Cinthya joined the Morton Laboratory as a postdoctoral research fellow in March, 2015.
She obtained her Bachelor’s of Science degree in Genomic Sciences at the National Autonomous University of Mexico in 2009. As an undergraduate student, Cinthya was quickly drawn to the study of copy number variants (CNVs); she focused her studies in the identification and validation of a number of regions that could engage in CNV-associated recombination, with potential clinical implications.
Her research motivated Cinthya to pursue a PhD in Genetics and Molecular Biology under the mentorship of Dr. David L. Spector at Cold Spring Harbor Laboratory. Her thesis work quantitatively described the changes in chromatin interactions upon the occurrence of a 4.3Mb deletion at mouse 4E2. By using 3D DNA FISH, allele 4C-Seq, and RNA-Seq she observed a complex interplay between chromatin structure, gene expression, and cis position effects relevant to the Monosomy 1p36 syndrome.

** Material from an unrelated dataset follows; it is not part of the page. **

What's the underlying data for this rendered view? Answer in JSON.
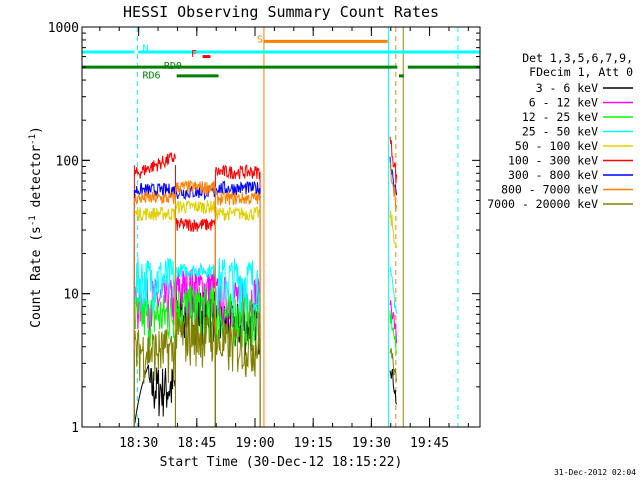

After completing her Ph.D. in 2014, Cinthya joined the Morton Laboratory as a postdoctoral research fellow in March, 2015. Her research focused on in silico prediction of positional effects of human balanced chromosome rearrangements, using n=1 “variant of uncertain significance” translocations from the Developmental Genome Anatomy Project. Currently, Cinthya is completing Laboratory Genetics and Genomics Clinical training at Mayo Clinic, where she intends to expand on DNA sequencing analysis to provide better health care services to patients. Out of the lab Cinthya is an opera fan, a Japanese figure collector, and professional painter. She has participated in fund-raising events by donating half of her paintings sales to scientific research. Two of her paintings are displayed in Nobel Laureate James D. Watson’s home at Cold Spring Harbor Laboratory.